In 1970, Capitol Records’ enterprise was struggling. The Beatles, the corporate’s high act, have been defunct. Hits have been scarce amongst its remaining roster. That yr, the corporate misplaced $eight million.
It wanted a savior, and it discovered one in Bhaskar Menon, an Indian-born, Oxford-educated government at EMI, the British conglomerate that was Capitol’s majority proprietor. He turned the label’s new chief in 1971 and rapidly turned its funds round, driving a gargantuan hit in 1973 with Pink Floyd’s album “The Dark Side of the Moon.” He later ran EMI’s huge worldwide music operations.
Mr. Menon, who was additionally the primary Asian man to run a serious Western document label, died on March 4 at his residence in Beverly Hills, Calif. He was 86.
The loss of life was confirmed by his spouse, Sumitra Menon.

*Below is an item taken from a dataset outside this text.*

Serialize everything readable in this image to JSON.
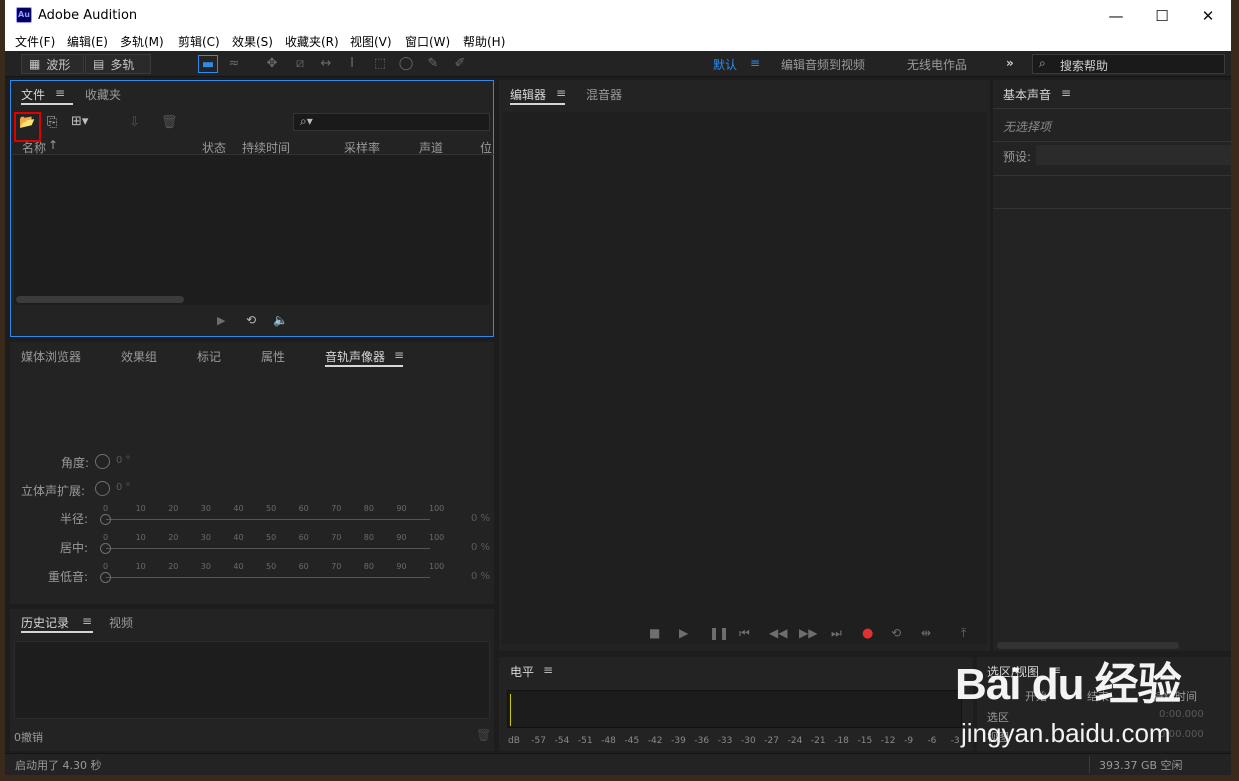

“Determined to achieve excellence, Bhaskar Menon built EMI into a music powerhouse and one of our most iconic global institutions,” Lucian Grainge, the chief government of Universal Music Group, which owns the Capitol label and EMI’s recorded music enterprise, stated in an announcement after Mr. Menon’s loss of life.
Vijaya Bhaskar Menon was born on May 29, 1934, to a distinguished household in Trivandrum, in south India (now Thiruvananthapuram). His father, Okay.R.Okay. Menon, was the finance secretary underneath Prime Minister Jawaharlal Nehru; the primary one-rupee notes issued after India’s independence from Britain bore his signature. Mr. Menon’s mom, Saraswathi, knew a lot of India’s main classical musicians personally.
Mr. Menon studied at the Doon School and St. Stephen’s College in India earlier than incomes a grasp’s diploma from Christ Church, Oxford. His tutor at Oxford advisable him to Joseph Lockwood, the chairman of EMI, and Mr. Menon started working there in 1956.
A proud British establishment, EMI managed a large musical empire, with divisions all through Asia, the Middle East, Africa and South America. While there, Mr. Menon assisted the producer George Martin, who later turned the Beatles’ chief collaborator.
In 1957, Mr. Menon joined the Gramophone Company of India, an EMI subsidiary; he turned managing director in 1965 and chairman in 1969. Later in 1969, he was named managing director of EMI International.
Capitol, the Los Angeles label that had been residence to Nat King Cole, Frank Sinatra and Peggy Lee, was reeling from enterprise missteps and declining gross sales, and EMI put in Mr. Menon as its president and chief government. He slashed Capitol’s artist roster, tightened budgets and pushed for extra aggressive promotion of the label’s artists.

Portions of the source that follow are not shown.